I have a Java application that uses a C++ DLL via JNI. A few of the DLL's methods take string arguments, and some of them return objects that contain strings as well.
Currently the DLL does not support Unicode, so the string handling is rather easy:
- Java calls String.getBytes() and passes the resulting array to the DLL, which simply treats the data as a char*.
- DLL uses NewStringUTF() to create a jstring from a const char*.
I'm now in the process of modifying the DLL to support Unicode, switching to using the TCHAR type (which when UNICODE is defined uses windows' WCHAR datatype). Modifying the DLL is going well, but I'm not sure how to modify the JNI portion of the code.
The only thing I can think of right now is this:
- Java calls String.getBytes(String charsetName) and passes the resulting array to the DLL, which treats the data as a wchar_t*.
- DLL no longer creates Strings, but instead passes jbyteArrays with the raw string data. Java uses the String(byte[] bytes, String charsetName) constructor to actually create the String.

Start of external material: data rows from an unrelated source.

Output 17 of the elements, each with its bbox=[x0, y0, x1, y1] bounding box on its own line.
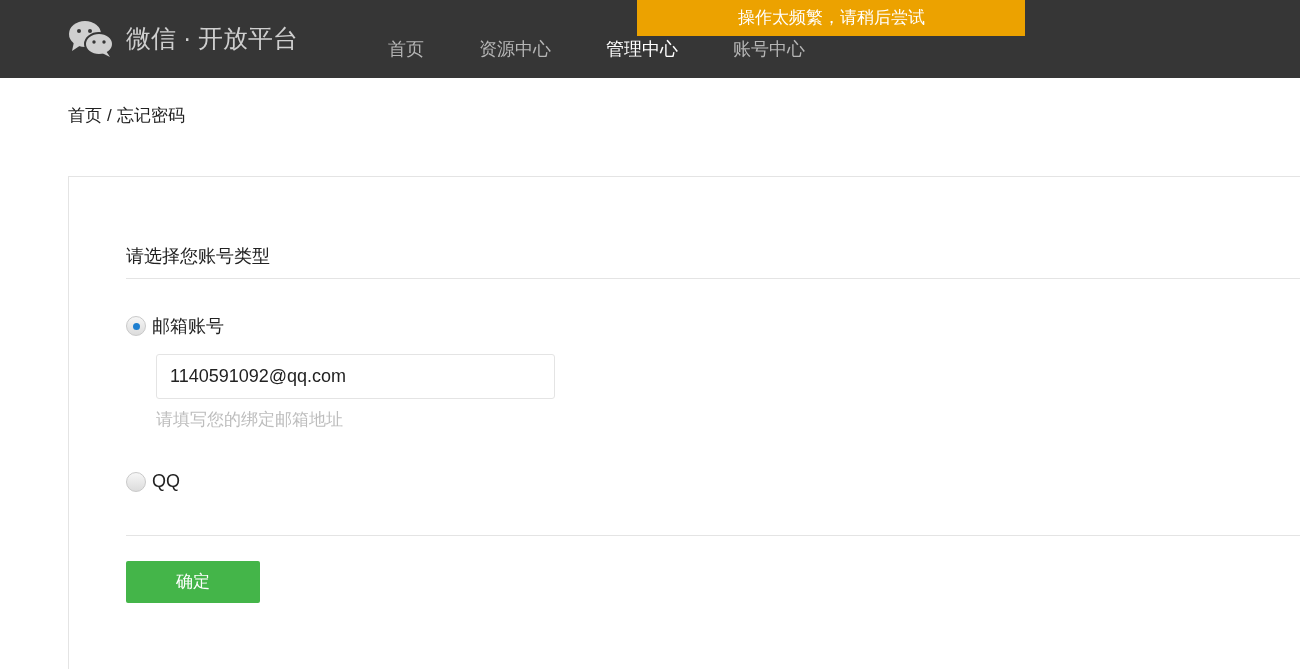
nav-link[interactable]: 账号中心 bbox=[733, 35, 805, 63]
chat-bubbles-icon bbox=[68, 20, 114, 58]
hint-text: 请填写您的绑定邮箱地址 bbox=[156, 408, 344, 431]
warning-toast: 操作太频繁，请稍后尝试 bbox=[637, 0, 1025, 36]
radio-label: QQ bbox=[152, 470, 180, 493]
radio-button[interactable] bbox=[126, 471, 146, 492]
nav-link[interactable]: 管理中心 bbox=[606, 35, 678, 63]
logo-text: 微信 · 开放平台 bbox=[126, 23, 299, 55]
nav-link[interactable]: 首页 bbox=[388, 35, 424, 63]
breadcrumb-separator: / bbox=[107, 105, 112, 127]
breadcrumb-link[interactable]: 首页 bbox=[68, 103, 102, 129]
email-field[interactable]: 1140591092@qq.com bbox=[156, 353, 555, 399]
radio-button[interactable] bbox=[126, 316, 146, 336]
section-title: 请选择您账号类型 bbox=[126, 242, 1300, 279]
breadcrumb-current: 忘记密码 bbox=[116, 105, 185, 127]
nav-link[interactable]: 资源中心 bbox=[479, 35, 551, 63]
radio-label: 邮箱账号 bbox=[152, 314, 224, 338]
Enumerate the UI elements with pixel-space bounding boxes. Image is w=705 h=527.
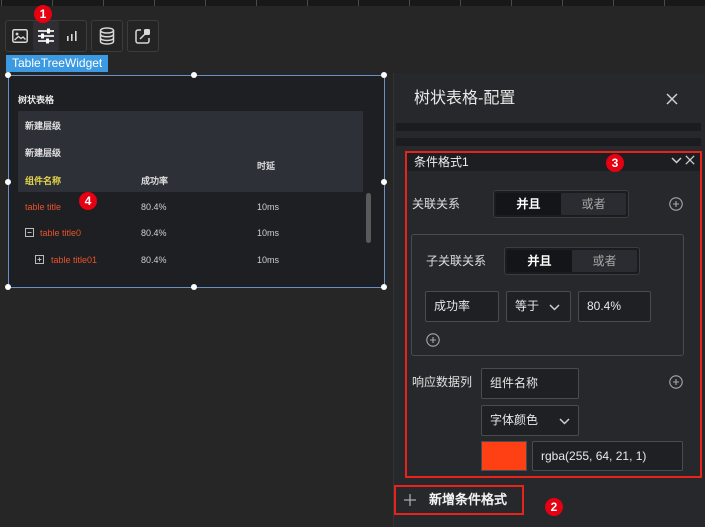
marker-badge: 2	[545, 498, 563, 516]
sliders-icon	[38, 28, 54, 44]
sub-relation-toggle: 并且 或者	[504, 247, 640, 275]
data-source-button[interactable]	[94, 21, 120, 51]
data-link-icon	[135, 29, 150, 44]
table-row: table title 80.4% 10ms	[9, 201, 369, 213]
close-icon[interactable]	[685, 155, 695, 165]
sub-relation-option-and[interactable]: 并且	[507, 250, 572, 272]
toolbar-group-interaction	[127, 20, 159, 52]
row-rate: 80.4%	[141, 228, 167, 238]
table-row: table title0 80.4% 10ms	[9, 227, 369, 239]
row-latency: 10ms	[257, 202, 280, 212]
widget-type-tag[interactable]: TableTreeWidget	[6, 55, 108, 72]
add-condition-format-label: 新增条件格式	[429, 492, 508, 507]
sub-relation-label: 子关联关系	[426, 254, 487, 268]
row-latency: 10ms	[257, 255, 280, 265]
marker-badge: 4	[79, 192, 97, 210]
table-header: 新建层级 新建层级 组件名称 成功率 时延	[18, 111, 363, 192]
image-tool-button[interactable]	[7, 21, 33, 51]
header-level-label: 新建层级	[25, 121, 62, 131]
condition-operator-select[interactable]: 等于	[506, 291, 571, 322]
marker-badge: 1	[34, 5, 52, 23]
section-divider	[396, 123, 701, 131]
widget-title: 树状表格	[18, 95, 55, 105]
resize-handle[interactable]	[5, 179, 11, 185]
section-divider	[396, 138, 701, 146]
image-icon	[12, 29, 28, 43]
marker-badge: 3	[606, 154, 624, 172]
toolbar-group-main	[5, 20, 87, 52]
panel-title: 树状表格-配置	[414, 90, 516, 107]
sub-relation-option-or[interactable]: 或者	[572, 250, 637, 272]
table-row: table title01 80.4% 10ms	[9, 254, 369, 266]
row-name: table title01	[51, 255, 98, 265]
row-name: table title	[25, 202, 62, 212]
condition-value-input[interactable]: 80.4%	[578, 291, 651, 322]
database-icon	[99, 27, 115, 45]
color-value-input[interactable]: rgba(255, 64, 21, 1)	[532, 441, 683, 471]
style-property-value: 字体颜色	[490, 413, 539, 427]
resize-handle[interactable]	[191, 284, 197, 290]
response-column-label: 响应数据列	[412, 375, 473, 389]
toolbar-group-data	[91, 20, 123, 52]
add-sub-condition-plus-icon[interactable]	[426, 333, 440, 347]
plus-square-icon[interactable]	[35, 255, 44, 264]
relation-label: 关联关系	[412, 197, 461, 211]
table-tree-widget[interactable]: 树状表格 新建层级 新建层级 组件名称 成功率 时延 table title 8…	[5, 72, 387, 290]
response-column-input[interactable]: 组件名称	[481, 368, 579, 399]
config-tool-button[interactable]	[33, 21, 59, 51]
row-latency: 10ms	[257, 228, 280, 238]
resize-handle[interactable]	[381, 72, 387, 78]
minus-square-icon[interactable]	[25, 228, 34, 237]
add-condition-plus-icon[interactable]	[669, 197, 683, 211]
chart-tool-button[interactable]	[59, 21, 85, 51]
close-icon[interactable]	[666, 93, 678, 105]
add-response-plus-icon[interactable]	[669, 375, 683, 389]
resize-handle[interactable]	[381, 284, 387, 290]
condition-header[interactable]: 条件格式1	[407, 153, 700, 171]
row-name: table title0	[40, 228, 82, 238]
plus-icon	[404, 494, 416, 506]
resize-handle[interactable]	[5, 72, 11, 78]
relation-option-and[interactable]: 并且	[496, 193, 561, 215]
condition-field-input[interactable]: 成功率	[425, 291, 499, 322]
column-header-rate: 成功率	[141, 176, 169, 186]
config-panel: 树状表格-配置 条件格式1 3 关联关系 并且 或者 子关联关系 并且 或者 成…	[393, 73, 705, 527]
row-rate: 80.4%	[141, 255, 167, 265]
chevron-down-icon	[559, 418, 570, 425]
resize-handle[interactable]	[381, 179, 387, 185]
bar-chart-icon	[67, 31, 77, 41]
canvas-ruler	[0, 0, 705, 6]
condition-title: 条件格式1	[414, 155, 469, 169]
color-swatch[interactable]	[481, 441, 527, 471]
column-header-name: 组件名称	[25, 176, 62, 186]
relation-option-or[interactable]: 或者	[561, 193, 626, 215]
row-rate: 80.4%	[141, 202, 167, 212]
resize-handle[interactable]	[191, 72, 197, 78]
table-scrollbar[interactable]	[366, 193, 371, 243]
header-level-label: 新建层级	[25, 148, 62, 158]
add-condition-format-button[interactable]: 新增条件格式	[394, 485, 524, 515]
sub-condition-group: 子关联关系 并且 或者 成功率 等于 80.4%	[411, 234, 684, 356]
relation-toggle: 并且 或者	[493, 190, 629, 218]
chevron-down-icon	[549, 304, 560, 311]
resize-handle[interactable]	[5, 284, 11, 290]
operator-value: 等于	[515, 299, 540, 313]
chevron-down-icon[interactable]	[671, 157, 682, 164]
condition-format-card: 条件格式1 3 关联关系 并且 或者 子关联关系 并且 或者 成功率 等于 80…	[405, 151, 702, 478]
style-property-select[interactable]: 字体颜色	[481, 405, 579, 436]
column-header-latency: 时延	[257, 161, 276, 171]
interaction-tool-button[interactable]	[130, 21, 156, 51]
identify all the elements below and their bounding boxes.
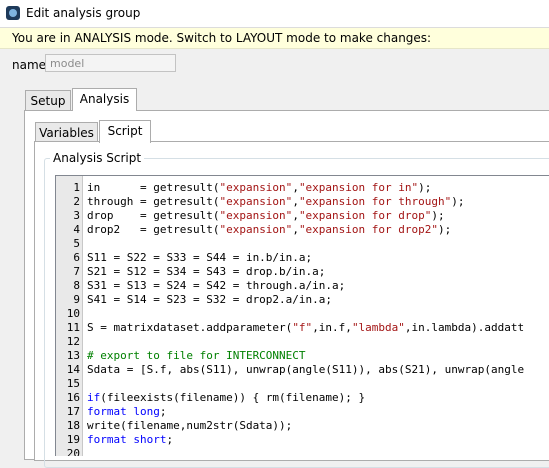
line-number: 10 xyxy=(66,307,80,320)
code-line: write(filename,num2str(Sdata)); xyxy=(87,419,293,432)
name-label: name xyxy=(12,58,47,72)
line-number: 14 xyxy=(66,363,80,376)
line-number: 18 xyxy=(66,419,80,432)
name-input[interactable] xyxy=(45,54,176,72)
line-number: 13 xyxy=(66,349,80,362)
tab-variables[interactable]: Variables xyxy=(35,122,98,143)
line-number: 19 xyxy=(66,433,80,446)
line-number: 3 xyxy=(73,209,80,222)
code-line: S41 = S14 = S23 = S32 = drop2.a/in.a; xyxy=(87,293,333,306)
line-number-gutter: 1 2 3 4 5 6 7 8 9 10 11 12 13 14 15 16 17 18 19 20 xyxy=(56,176,83,456)
code-line: through = getresult("expansion","expansi… xyxy=(87,195,465,208)
code-line: S31 = S13 = S24 = S42 = through.a/in.a; xyxy=(87,279,346,292)
analysis-script-title: Analysis Script xyxy=(50,151,145,165)
tab-analysis[interactable]: Analysis xyxy=(72,88,137,111)
line-number: 1 xyxy=(73,181,80,194)
line-number: 5 xyxy=(73,237,80,250)
line-number: 15 xyxy=(66,377,80,390)
code-line: drop = getresult("expansion","expansion … xyxy=(87,209,445,222)
line-number: 7 xyxy=(73,265,80,278)
app-icon xyxy=(6,6,20,20)
mode-banner-text: You are in ANALYSIS mode. Switch to LAYO… xyxy=(12,31,432,45)
line-number: 11 xyxy=(66,321,80,334)
line-number: 16 xyxy=(66,391,80,404)
tab-setup[interactable]: Setup xyxy=(25,90,71,111)
window-title: Edit analysis group xyxy=(26,6,141,20)
line-number: 6 xyxy=(73,251,80,264)
line-number: 2 xyxy=(73,195,80,208)
code-line: if(fileexists(filename)) { rm(filename);… xyxy=(87,391,366,404)
code-line: S = matrixdataset.addparameter("f",in.f,… xyxy=(87,321,525,334)
line-number: 8 xyxy=(73,279,80,292)
title-bar: Edit analysis group xyxy=(0,0,549,28)
mode-banner: You are in ANALYSIS mode. Switch to LAYO… xyxy=(0,28,549,49)
line-number: 9 xyxy=(73,293,80,306)
line-number: 12 xyxy=(66,335,80,348)
code-line: format short; xyxy=(87,433,174,446)
code-line: Sdata = [S.f, abs(S11), unwrap(angle(S11… xyxy=(87,363,525,376)
script-editor[interactable]: 1 2 3 4 5 6 7 8 9 10 11 12 13 14 15 16 17 18 19 20 in = get… xyxy=(55,175,549,456)
code-line: drop2 = getresult("expansion","expansion… xyxy=(87,223,452,236)
tab-script[interactable]: Script xyxy=(99,120,151,143)
code-line: # export to file for INTERCONNECT xyxy=(87,349,306,362)
line-number: 17 xyxy=(66,405,80,418)
code-line: S21 = S12 = S34 = S43 = drop.b/in.a; xyxy=(87,265,326,278)
line-number: 4 xyxy=(73,223,80,236)
code-line: S11 = S22 = S33 = S44 = in.b/in.a; xyxy=(87,251,313,264)
code-line: format long; xyxy=(87,405,167,418)
code-line: in = getresult("expansion","expansion fo… xyxy=(87,181,432,194)
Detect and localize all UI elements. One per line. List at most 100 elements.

The only problem with this method is that I'm not sure what charset name to use. WCHARs are 2-bytes long, so I'm pretty sure it's UTF-16, but there are 3 posibilities on the java side. UTF-16, UTF-16BE, and UTF-16LE. I haven't found any documentation that tells me what the byte order is, but I can probably figure it out from some quick testing.
Is there a better way? If possible I'd like to continue constructing the jstring objects within the DLL, as that way I won't have to modify any of the usages of those methods. However, the NewString JNI method doesn't take a charset identifier.